I found this errata for the Core M/Celeron M CPUs. They are quite old but not ancient, apparently people still use machines with such processors.

W93.      INVLPG Operation for Large (2M/4M) Pages May Be
          Incomplete under Certain Conditions

Problem:  The INVLPG instruction may not completely invalidate Translation Look-
          aside Buffer (TLB) entries for large pages (2M/4M) when both of the
          following conditions exist:

· Address range of the page being invalidated spans several Memory Type Range
   Registers (MTRRs) with different memory types specified

· INVLPG operation is preceded by a Page Assist Event (Page Fault (#PF) or an
   access that results in either A or D bits being set in a Page Table Entry (PTE))

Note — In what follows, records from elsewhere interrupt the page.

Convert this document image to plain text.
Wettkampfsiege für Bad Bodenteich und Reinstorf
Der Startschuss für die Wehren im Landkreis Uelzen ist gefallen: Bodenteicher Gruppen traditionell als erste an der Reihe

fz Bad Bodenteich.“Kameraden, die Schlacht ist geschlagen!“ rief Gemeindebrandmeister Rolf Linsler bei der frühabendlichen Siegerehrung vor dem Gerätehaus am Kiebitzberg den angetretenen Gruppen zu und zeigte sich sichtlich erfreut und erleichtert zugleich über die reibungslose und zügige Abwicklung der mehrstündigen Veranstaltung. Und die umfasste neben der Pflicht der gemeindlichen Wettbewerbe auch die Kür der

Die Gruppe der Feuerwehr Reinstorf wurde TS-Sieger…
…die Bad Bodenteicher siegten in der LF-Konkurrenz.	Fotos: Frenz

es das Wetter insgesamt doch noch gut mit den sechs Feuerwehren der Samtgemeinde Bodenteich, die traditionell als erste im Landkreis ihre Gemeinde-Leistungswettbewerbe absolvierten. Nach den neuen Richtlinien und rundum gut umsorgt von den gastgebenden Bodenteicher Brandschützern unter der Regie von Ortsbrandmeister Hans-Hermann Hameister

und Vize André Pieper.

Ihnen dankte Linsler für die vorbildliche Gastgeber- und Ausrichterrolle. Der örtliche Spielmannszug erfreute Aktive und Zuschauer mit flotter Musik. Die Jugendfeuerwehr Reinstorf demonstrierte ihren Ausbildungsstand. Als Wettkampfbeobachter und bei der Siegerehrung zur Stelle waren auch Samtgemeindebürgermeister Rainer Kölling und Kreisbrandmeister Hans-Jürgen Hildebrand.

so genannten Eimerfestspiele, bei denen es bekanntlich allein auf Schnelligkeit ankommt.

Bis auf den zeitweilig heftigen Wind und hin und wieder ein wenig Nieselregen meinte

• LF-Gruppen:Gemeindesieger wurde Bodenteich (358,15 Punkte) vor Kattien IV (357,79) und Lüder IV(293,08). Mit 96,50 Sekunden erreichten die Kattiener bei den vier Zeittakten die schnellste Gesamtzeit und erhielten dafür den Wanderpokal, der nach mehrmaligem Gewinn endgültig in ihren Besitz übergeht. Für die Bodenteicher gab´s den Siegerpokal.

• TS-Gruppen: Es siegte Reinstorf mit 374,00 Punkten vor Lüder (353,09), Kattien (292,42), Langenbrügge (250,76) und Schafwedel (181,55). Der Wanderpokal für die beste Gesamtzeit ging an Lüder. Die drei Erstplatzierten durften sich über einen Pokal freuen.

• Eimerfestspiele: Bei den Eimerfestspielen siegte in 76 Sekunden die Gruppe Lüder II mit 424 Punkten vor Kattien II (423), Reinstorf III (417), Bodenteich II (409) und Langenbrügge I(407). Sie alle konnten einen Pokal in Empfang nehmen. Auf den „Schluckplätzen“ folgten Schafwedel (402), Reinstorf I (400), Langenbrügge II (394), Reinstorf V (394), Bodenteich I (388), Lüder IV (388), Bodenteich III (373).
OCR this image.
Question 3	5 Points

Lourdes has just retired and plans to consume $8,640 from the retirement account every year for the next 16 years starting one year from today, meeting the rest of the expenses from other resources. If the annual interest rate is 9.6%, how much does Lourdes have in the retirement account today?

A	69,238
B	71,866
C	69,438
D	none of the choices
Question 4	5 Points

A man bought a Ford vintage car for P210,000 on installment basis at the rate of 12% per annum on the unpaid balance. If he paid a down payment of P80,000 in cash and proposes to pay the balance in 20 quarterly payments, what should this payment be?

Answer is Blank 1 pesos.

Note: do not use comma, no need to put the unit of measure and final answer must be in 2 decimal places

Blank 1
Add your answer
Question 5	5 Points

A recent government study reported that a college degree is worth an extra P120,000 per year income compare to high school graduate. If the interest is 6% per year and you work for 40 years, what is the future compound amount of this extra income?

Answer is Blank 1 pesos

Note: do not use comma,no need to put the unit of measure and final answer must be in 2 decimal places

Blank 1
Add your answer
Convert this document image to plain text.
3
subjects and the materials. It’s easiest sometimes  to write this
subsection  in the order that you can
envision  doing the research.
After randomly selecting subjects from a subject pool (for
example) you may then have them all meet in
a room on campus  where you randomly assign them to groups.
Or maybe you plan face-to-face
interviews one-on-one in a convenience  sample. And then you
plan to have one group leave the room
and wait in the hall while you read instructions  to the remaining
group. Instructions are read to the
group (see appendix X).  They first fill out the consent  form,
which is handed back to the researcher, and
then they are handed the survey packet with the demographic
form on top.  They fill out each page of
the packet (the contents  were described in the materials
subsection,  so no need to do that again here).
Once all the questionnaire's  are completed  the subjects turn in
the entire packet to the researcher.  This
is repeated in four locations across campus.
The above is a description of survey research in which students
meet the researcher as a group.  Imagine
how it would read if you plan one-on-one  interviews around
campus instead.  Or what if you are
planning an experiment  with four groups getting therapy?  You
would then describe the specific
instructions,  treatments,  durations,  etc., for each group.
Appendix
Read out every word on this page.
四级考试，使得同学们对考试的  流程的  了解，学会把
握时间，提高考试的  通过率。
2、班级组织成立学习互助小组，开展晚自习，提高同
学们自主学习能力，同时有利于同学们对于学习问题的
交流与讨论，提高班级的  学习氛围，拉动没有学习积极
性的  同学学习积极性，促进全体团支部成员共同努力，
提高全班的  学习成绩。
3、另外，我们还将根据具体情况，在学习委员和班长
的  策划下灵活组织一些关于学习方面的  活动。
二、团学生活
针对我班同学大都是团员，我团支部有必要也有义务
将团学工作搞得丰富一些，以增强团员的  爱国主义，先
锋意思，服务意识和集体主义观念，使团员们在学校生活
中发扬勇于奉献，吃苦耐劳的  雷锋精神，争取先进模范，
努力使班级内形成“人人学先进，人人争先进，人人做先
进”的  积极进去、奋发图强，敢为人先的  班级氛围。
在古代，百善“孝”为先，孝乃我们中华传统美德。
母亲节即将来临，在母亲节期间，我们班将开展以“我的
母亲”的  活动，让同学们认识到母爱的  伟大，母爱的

Implication: Stale translations may remain valid in TLB after a PTE update resulting
                      in unpredictable system behavior. Intel has not observed this erratum
                      with any commercially available software.

          Workaround: Software should ensure that the memory type specified in the MTRRs is the same for
             the entire address range of the large page.